Peut-on trouver un fil conducteur, une grille de lecture, pour les multiples drames qui agitent Moyen-Orient et Méditerranée depuis plusieurs décennies ? C’est le défi auquel s’attèle Gilles Kepel dans son dernier ouvrage, continuant d’élargir la focale de son regard sur la région. Après des travaux de référence sur l’islamisme politique et son passage à la violence (Le Prophète et le Pharaon, 1984 ; Terreur sur l’Hexagone en 2015 ; ou encore Jihad en 2000 ou Terreur et Martyr en 2008), et de nombreux périples, nourris d’entretiens plus géopolitiques, déjà amorcés dans Passion arabe (2013), l’auteur nous livre son diagnostic sur les évolutions en cours, s’appuyant sur ses analyses antérieures, confirmées ou amendées.
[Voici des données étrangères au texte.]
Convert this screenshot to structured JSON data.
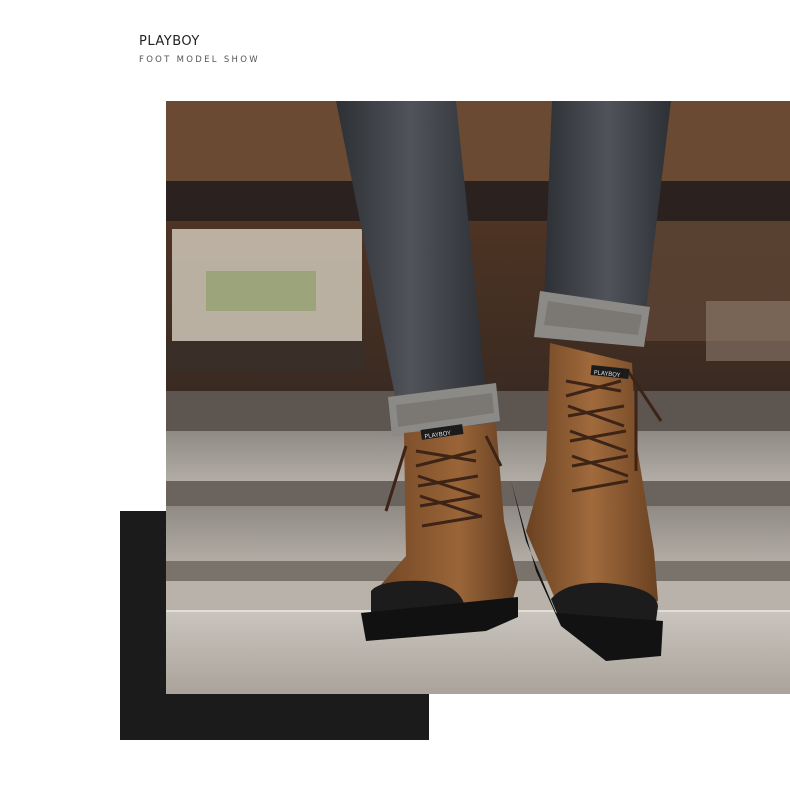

On connaît les atouts de Gilles Kepel : l’accès empirique à un large spectre d’acteurs, modestes ou puissants ; la maîtrise linguistique et l’expérience d’une région (la première conditionnant la seconde) ; la capacité à faire école, en formant autant d’étudiants qui deviendront experts, nourrissant à leur tour le débat. Fort de ce triptyque, il s’efforce de donner une cohérence à des phénomènes d’apparence désordonnée. Il rappelle qu’il y a des logiques et des continuités, là où d’autres voient des surprises stratégiques. Qu’il y a eu des erreurs (notamment américaines), là où d’autres voient des fatalités. Qu’il y a des dynamiques locales, des réseaux transnationaux parfaitement entretenus, qui irradient jusqu’à l’Occident, là où d’autres appliquent des comparaisons issues de l’histoire ou de la sociologie européennes.
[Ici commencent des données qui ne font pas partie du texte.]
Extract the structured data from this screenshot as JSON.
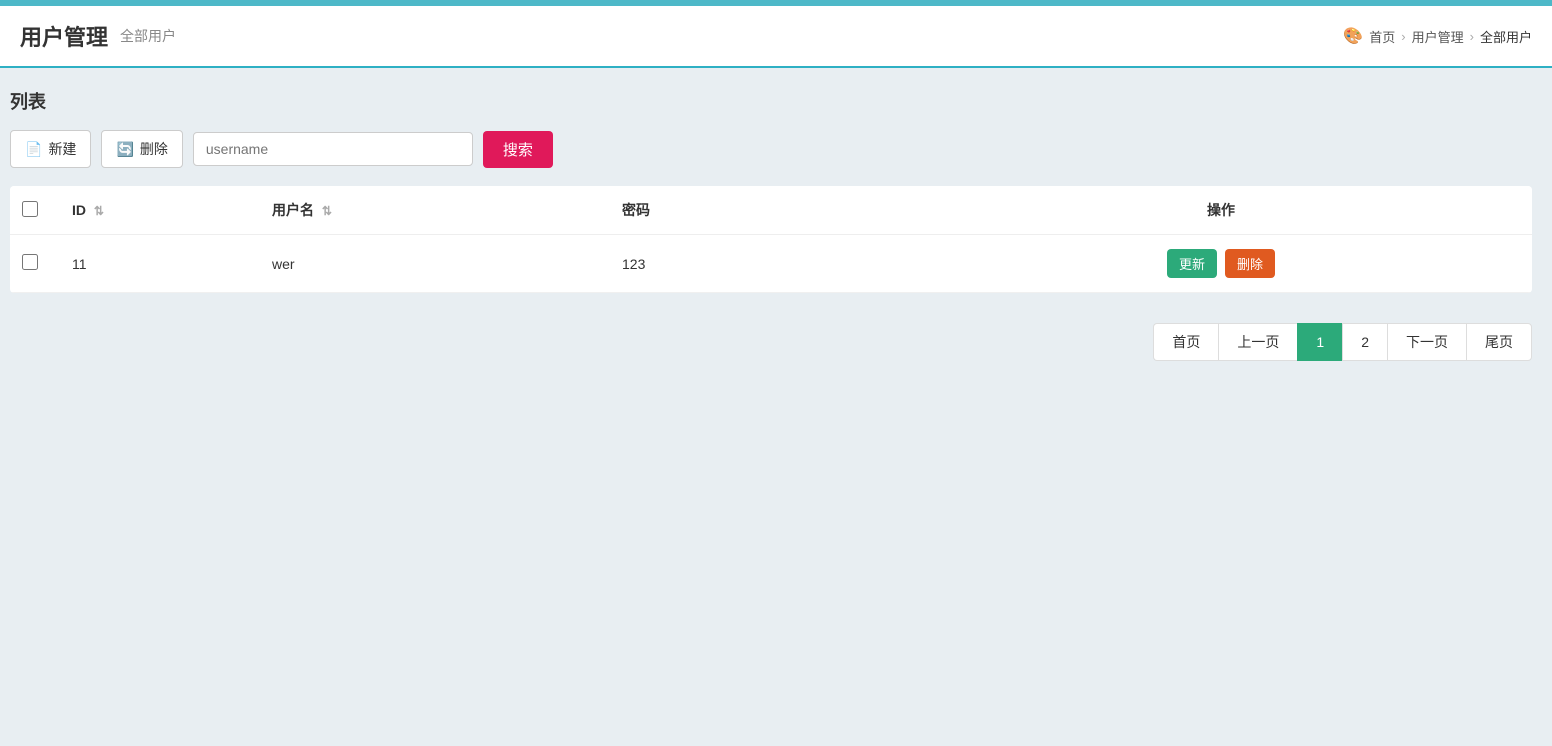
{
  "topbar": {
    "color": "#4db8c8"
  },
  "header": {
    "title": "用户管理",
    "subtitle": "全部用户",
    "breadcrumb": {
      "icon": "🎨",
      "items": [
        "首页",
        "用户管理",
        "全部用户"
      ]
    }
  },
  "section": {
    "title": "列表"
  },
  "toolbar": {
    "new_label": "新建",
    "delete_label": "删除",
    "search_placeholder": "username",
    "search_label": "搜索"
  },
  "table": {
    "columns": [
      {
        "key": "check",
        "label": ""
      },
      {
        "key": "id",
        "label": "ID"
      },
      {
        "key": "username",
        "label": "用户名"
      },
      {
        "key": "password",
        "label": "密码"
      },
      {
        "key": "action",
        "label": "操作"
      }
    ],
    "rows": [
      {
        "id": "11",
        "username": "wer",
        "password": "123"
      }
    ],
    "row_actions": {
      "update_label": "更新",
      "delete_label": "删除"
    }
  },
  "pagination": {
    "first_label": "首页",
    "prev_label": "上一页",
    "pages": [
      "1",
      "2"
    ],
    "active_page": "1",
    "next_label": "下一页",
    "last_label": "尾页"
  }
}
Le livre suit une trame à la fois chronologique (utile chronologie en annexe) et thématique, s’attachant d’abord au double facteur pétrole-islam depuis le choc pétrolier de 1973 et les événements de l’année 1979 (révolution iranienne, guerre soviétique en Afghanistan). On y retrouve des hypothèses antérieures sur la montée de l’islam politique, son échec provisoire, puis sur le choc du 11 Septembre, jusqu’à la « troisième génération » djihadiste. La deuxième partie revient sur les soulèvements de 2011 et leurs suites, jusqu’au « califat » de Daech. Enfin, les désagrégations et recompositions de l’après Daech ferment l’ouvrage dans une veine plus prospective.
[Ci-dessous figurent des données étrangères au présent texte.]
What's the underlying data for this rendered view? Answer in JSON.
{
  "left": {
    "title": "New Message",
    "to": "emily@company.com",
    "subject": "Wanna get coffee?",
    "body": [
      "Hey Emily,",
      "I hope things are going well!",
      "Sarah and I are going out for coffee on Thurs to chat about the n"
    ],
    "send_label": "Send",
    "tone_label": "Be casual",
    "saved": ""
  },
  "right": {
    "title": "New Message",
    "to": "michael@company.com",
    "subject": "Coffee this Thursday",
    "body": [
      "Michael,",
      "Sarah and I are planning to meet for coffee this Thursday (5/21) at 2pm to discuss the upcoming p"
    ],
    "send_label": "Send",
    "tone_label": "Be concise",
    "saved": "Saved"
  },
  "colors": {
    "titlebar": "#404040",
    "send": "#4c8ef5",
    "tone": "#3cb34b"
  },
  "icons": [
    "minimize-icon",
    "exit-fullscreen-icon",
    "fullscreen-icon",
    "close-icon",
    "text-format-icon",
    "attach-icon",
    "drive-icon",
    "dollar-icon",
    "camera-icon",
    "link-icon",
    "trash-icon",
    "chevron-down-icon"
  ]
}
On retient plusieurs qualités de ce travail. Celle, d’abord, de fournir un panorama clair, documenté, analytique, de plusieurs décennies turbulentes, dossier par dossier (Tunisie, Égypte, Libye, Syrie…), avec un recul cruel : même si Zbigniew Brzezinski ne la regrette aucunement, la carte de l’islamisme, utilisée par l’Amérique contre l’URSS en Afghanistan, a donné les suites que l’on sait ; la carte chiite, jouée à l’excès par les mêmes États-Unis en Irak, a facilité la tâche de l’État islamique. L’exposition des dynamiques propres aux sociétés et aux clivages religieux de la région montre que rien n’est hasard : ni les mots, ni les symboles employés. De la rivalité sunnite-chiite aux concurrences entre monarchies du Golfe, en passant par les sociologies de chaque État, qui expliquent la différence entre leurs destins respectifs après 2011, Gilles Kepel nous démontre la dangerosité des explications simples, qui ne manquent pas de prétendre éclairer les Princes. Enfin et surtout, cette fresque nous rappelle que le Moyen-Orient est au cœur de « tectoniques mondiales », comme un sombre miroir des conflits et des processus à venir. Nul ne pourra dire « on ne savait pas ».